More specifically, Foro Energy says that in the past 15 years alone, the cost of its particular high-power fibre lasers have dropped by more than 100-fold – even with addition of modular and ruggedised elements which allows for field transportation.

Foro has partnered with Chevron and the DoE’s ARPA-E programme, or Advanced Research Projects Agency-Energy.

Muddied outlook
Promising though they may be, questions do remain over some elements of laser drilling. In particular, some experts are concerned with how to extract the rock that has become molten or pulverised to the surface.

Compressed air, or gases – such as helium or nitrogen – could be used but they are more expensive and may not apply to all wells as replacements for traditional drilling mud, says Dr Paul Bommer of the Department of Petroleum and Geosystems Engineering at the University of Texas at Austin. This would require the laser/rock interface to remain undisrupted. “You need an ‘isolated pocket’ where the laser is not being interfered with by the things it hates,” he adds.

Lasers can also be used effectively under water, counters Graves. The Macondo well, and ensuing disaster at Deepwater Horizon, could have been minimised with laser technology sent underwater on robots and used to cut off the flow almost immediately, she notes.

In fact, Graves’ point is to emphasise that lasers could be put to work on any rock or solid material encountered in the industry, whether shale, concrete, granite, concrete or metal. Every rock, however, will require a slightly different wavelength of light for the system to perform effectively, she notes. Laser beam delivery can be designed to spall, vaporise or melt the rock, and if there are drill cuttings created, then nitrogen or carbon dioxide are the optimum carrier fluids for removal.

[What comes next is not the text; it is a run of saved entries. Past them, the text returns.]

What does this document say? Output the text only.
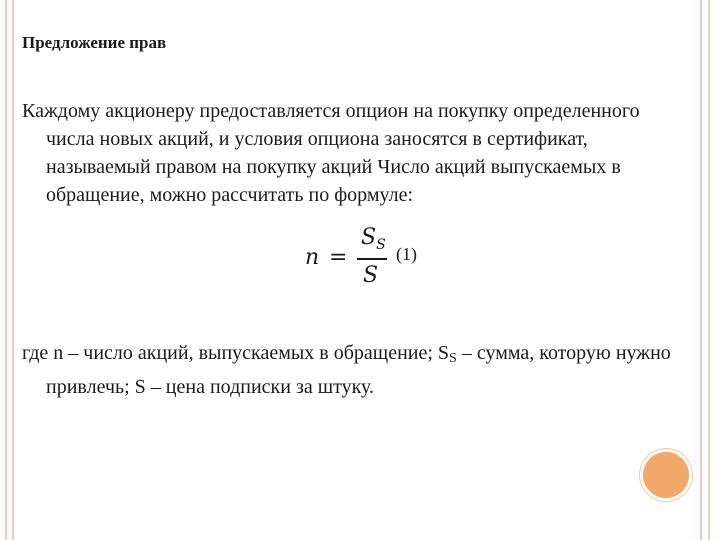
Предложение прав

Каждому акционеру предоставляется опцион на покупку определенного числа новых акций, и условия опциона заносятся в сертификат, называемый правом на покупку акций Число акций выпускаемых в обращение, можно рассчитать по формуле:

n =
$S_S$
S
(1)

где n – число акций, выпускаемых в обращение; $S_S$ – сумма, которую нужно привлечь; S – цена подписки за штуку.
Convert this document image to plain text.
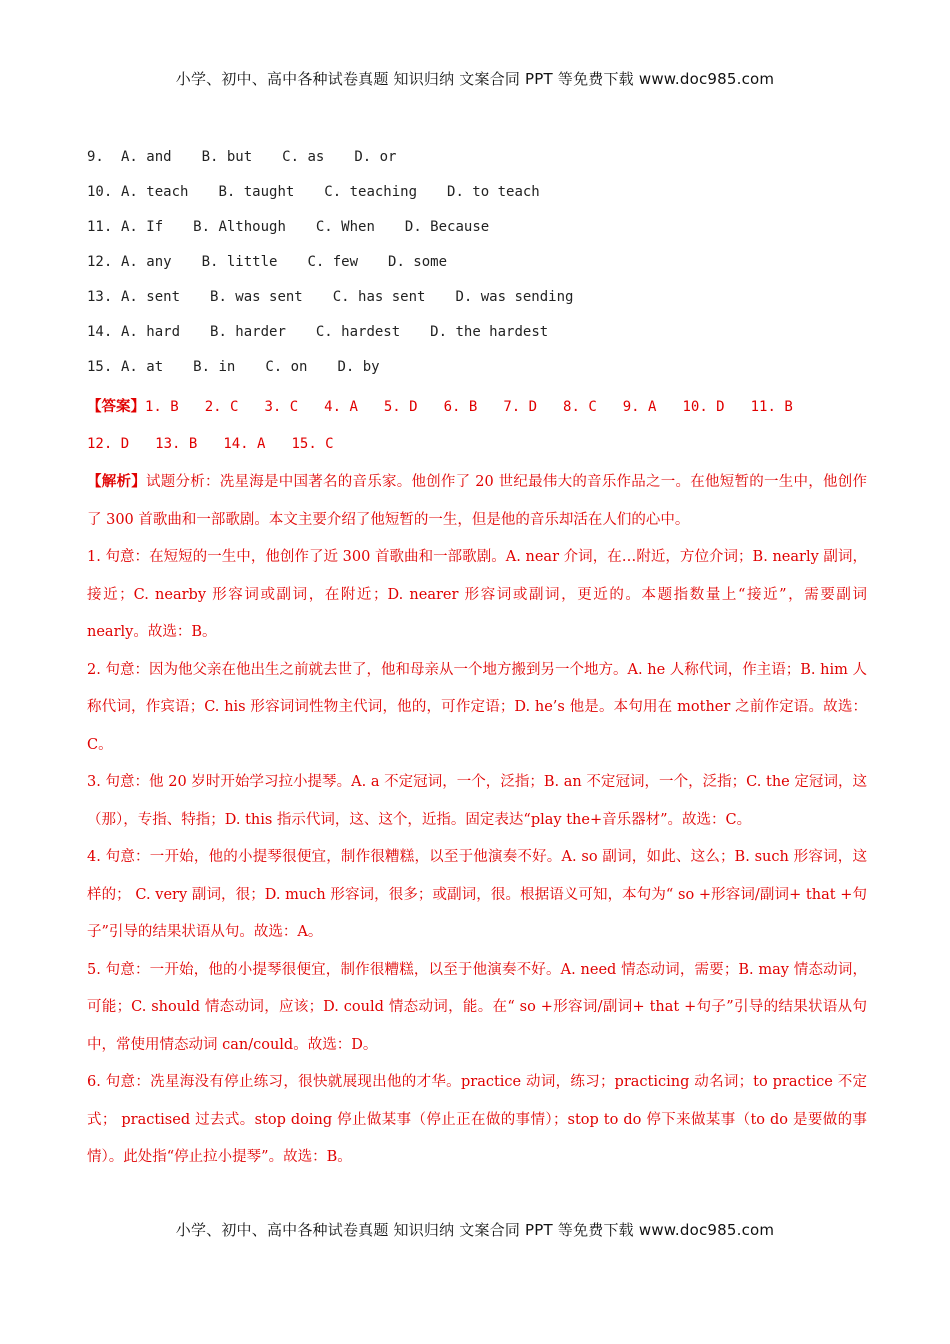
小学、初中、高中各种试卷真题 知识归纳 文案合同 PPT 等免费下载 www.doc985.com
9. A. and B. but C. as D. or
10. A. teach B. taught C. teaching D. to teach
11. A. If B. Although C. When D. Because
12. A. any B. little C. few D. some
13. A. sent B. was sent C. has sent D. was sending
14. A. hard B. harder C. hardest D. the hardest
15. A. at B. in C. on D. by
【答案】1. B 2. C 3. C 4. A 5. D 6. B 7. D 8. C 9. A 10. D 11. B12. D 13. B 14. A 15. C
【解析】试题分析：冼星海是中国著名的音乐家。他创作了 20 世纪最伟大的音乐作品之一。在他短暂的一生中，他创作了 300 首歌曲和一部歌剧。本文主要介绍了他短暂的一生，但是他的音乐却活在人们的心中。
1. 句意：在短短的一生中，他创作了近 300 首歌曲和一部歌剧。A. near 介词，在…附近，方位介词；B. nearly 副词，接近；C. nearby 形容词或副词，在附近；D. nearer 形容词或副词，更近的。本题指数量上“接近”，需要副词 nearly。故选：B。
2. 句意：因为他父亲在他出生之前就去世了，他和母亲从一个地方搬到另一个地方。A. he 人称代词，作主语；B. him 人称代词，作宾语；C. his 形容词词性物主代词，他的，可作定语；D. he’s 他是。本句用在 mother 之前作定语。故选：C。
3. 句意：他 20 岁时开始学习拉小提琴。A. a 不定冠词，一个，泛指；B. an 不定冠词，一个，泛指；C. the 定冠词，这（那），专指、特指；D. this 指示代词，这、这个，近指。固定表达“play the+音乐器材”。故选：C。
4. 句意：一开始，他的小提琴很便宜，制作很糟糕，以至于他演奏不好。A. so 副词，如此、这么；B. such 形容词，这样的； C. very 副词，很；D. much 形容词，很多；或副词，很。根据语义可知，本句为“ so +形容词/副词+ that +句子”引导的结果状语从句。故选：A。
5. 句意：一开始，他的小提琴很便宜，制作很糟糕，以至于他演奏不好。A. need 情态动词，需要；B. may 情态动词，可能；C. should 情态动词，应该；D. could 情态动词，能。在“ so +形容词/副词+ that +句子”引导的结果状语从句中，常使用情态动词 can/could。故选：D。
6. 句意：冼星海没有停止练习，很快就展现出他的才华。practice 动词，练习；practicing 动名词；to practice 不定式； practised 过去式。stop doing 停止做某事（停止正在做的事情）；stop to do 停下来做某事（to do 是要做的事情）。此处指“停止拉小提琴”。故选：B。
小学、初中、高中各种试卷真题 知识归纳 文案合同 PPT 等免费下载 www.doc985.com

In the oil and gas industry, Graves predicts that high-powered lasers will be in use commercially in about five years’ time, though she laughs and recalls that she said that in 2006 and again in 2011. “The technology is there, the science is there, but the industry has not motivation to develop it,” she says. “What do you do with the trillions of dollars invested in everything from platforms to logging tools?” she posits. “You’d be throwing out so much money.”

Be that as it may, the current downturn in oil and gas may help. “You have to get creative to make money,” Graves says. Initially, she suggests that high-powered lasers could most likely be used for smaller jobs – such as cutting a hole in a well to sidetrack, perhaps if a tool is stuck down-hole, for perforating casing, or cutting windows.

Indeed, InnovOil would suggest that decommissioning operations in particular, whether removing subsea structures or section milling during plugging and abandonment (P&A), could benefit from the precision and power offered by laser technology. The problem, as ever, is that it is not a technology to which the industry is yet accustomed.
In that sense, lasers may still be “a solution looking for a problem” – but the industry has no shortage of the latter. Perhaps it is time this cutting-edge technology was finally put to the cutting edge in earnest.